En faisant le tour des stands, nous constatons que la plupart sont plus petits, avant de réaliser 2 jours plus tard que le mouvement #MeToo a visiblement eu des effets. Nous avions certes vu immédiatement que certaines hôtesses étaient grosses, ce qui est nouveau, mais il nous aura fallu du recul pour réaliser qu'en 2 jours sur le salon, nous n'avons vu aucun décolleté, aucune mini-jupe. Là, c'est sûr, il y aura beaucoup d'hommes pour penser que c'était mieux avant, même si cette évolution de la société est probablement pour le meilleur. Nous ne serons pas aussi affirmatifs devant la révolution que nous découvrîmes chez Mercedes.
A Francfort, Mercedes a toujours été le roi. Il a son propre hall, le premier, et celui dont l'architecture est la plus sophistiquée. Contrairement aux autres, Mercedes n'avait pas réduit la taille de sa surface d'exposition en 2019. Actuellement, cas unique, elle a même un peu augmentée, du fait d'une réduction de la surface dévolue à Smart. Mais si la surface était en hausse, le nombre de voitures exposées a lui nettement baissé (2 collègues ont confirmé mon sentiment). A leur place, nous avons été atterrés de voir des trotinettes et des skateboards. Chez Mercdes, le constructeur de grosses berlines ! Deux skateboards étaient même connectés dynamiquement, en montant dessus, on se retrouvait face à un écran géant qui faisait défiler un circuit (illustration du haut). Que Mercedes ait cela sur son stand, voilà qui prouve que le monde change. Mais ce qui minait Francfort, et toute l'industrie, est qu'on ne sait pas où l'on va.
L'exemple des trotinnettes est révélateur. Quelques-uns disent que c'est moderne, d'autres que c'est écolo, mais comme on l'a vu à Paris, des milliers de trottinettes partout sur les trottoirs ne sont pas un progrès. Surtout que ces petits engins n'ont rien de durable. Alors on parle de voiture partagée, on parle d'Uber, mais c'est une société qui perd plusieurs millions d'euros chaque jour. Est-ce bien cela l'avenir ? Les transports en commun ne valent pas mieux. A côté de la dette abyssale de la SNCF que l'état doit prendre à sa charge, 100 % des transports publics en France sont déficitaires, et ce sont les contribuables qui doivent régler la note. La panacée étant la voiture électrique, qui était en vedette sur tous les stands, mais dont l'aptitude à faire vivre une société commerciale n'est pas encore établie.

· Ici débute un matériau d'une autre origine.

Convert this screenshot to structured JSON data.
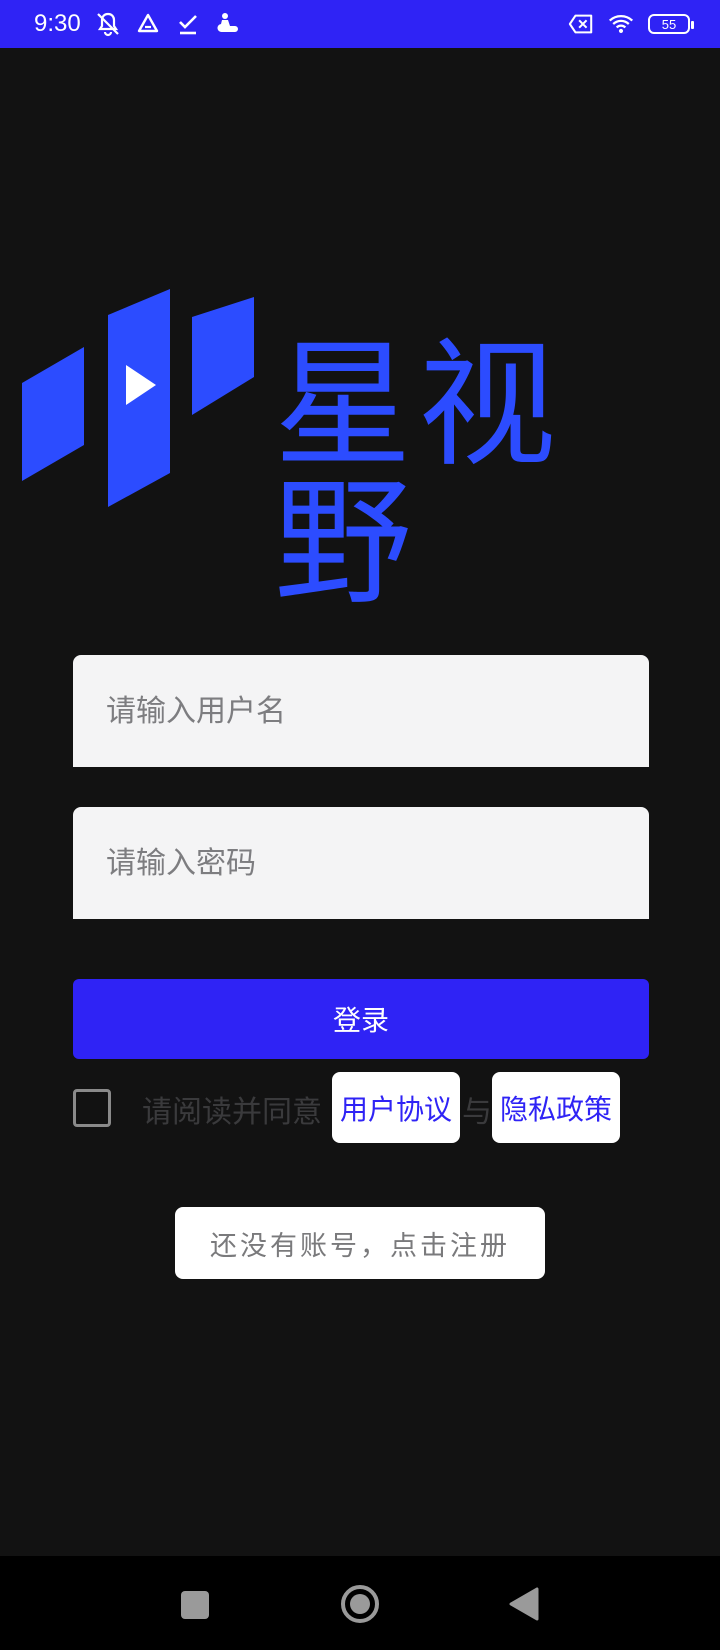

Tout le monde critique les gros SUVs, avec raison parce qu'ils consomment trop d'énergie, mais il ne faudrait pas oublier que s'ils ont du succès auprès des consommateurs, ils font aussi ceux de leurs constructeurs avec une excellente rentabilité. Quand tout ce qu'on propose pour les remplacer ne fait que perdre de l'argent. Alors que fait-on ? La réponse n'était pas à Francfort, et à défaut la question n'a pas fini de hanter beaucoup de cadres de l'industrie. On navigue à vue. L'espace disponible au salon a permis de faire venir des gloires du passé, comme cette Ferrari 365GTB/4 de 1968 devant laquelle nous aurions pu extasier des heures, et Audi pouvait se permettre d'être artiste, avec une A1 accrochée au mur, mais pour redonner l'espoir dont l'industrie a besoin, on attend un sursaut technologique.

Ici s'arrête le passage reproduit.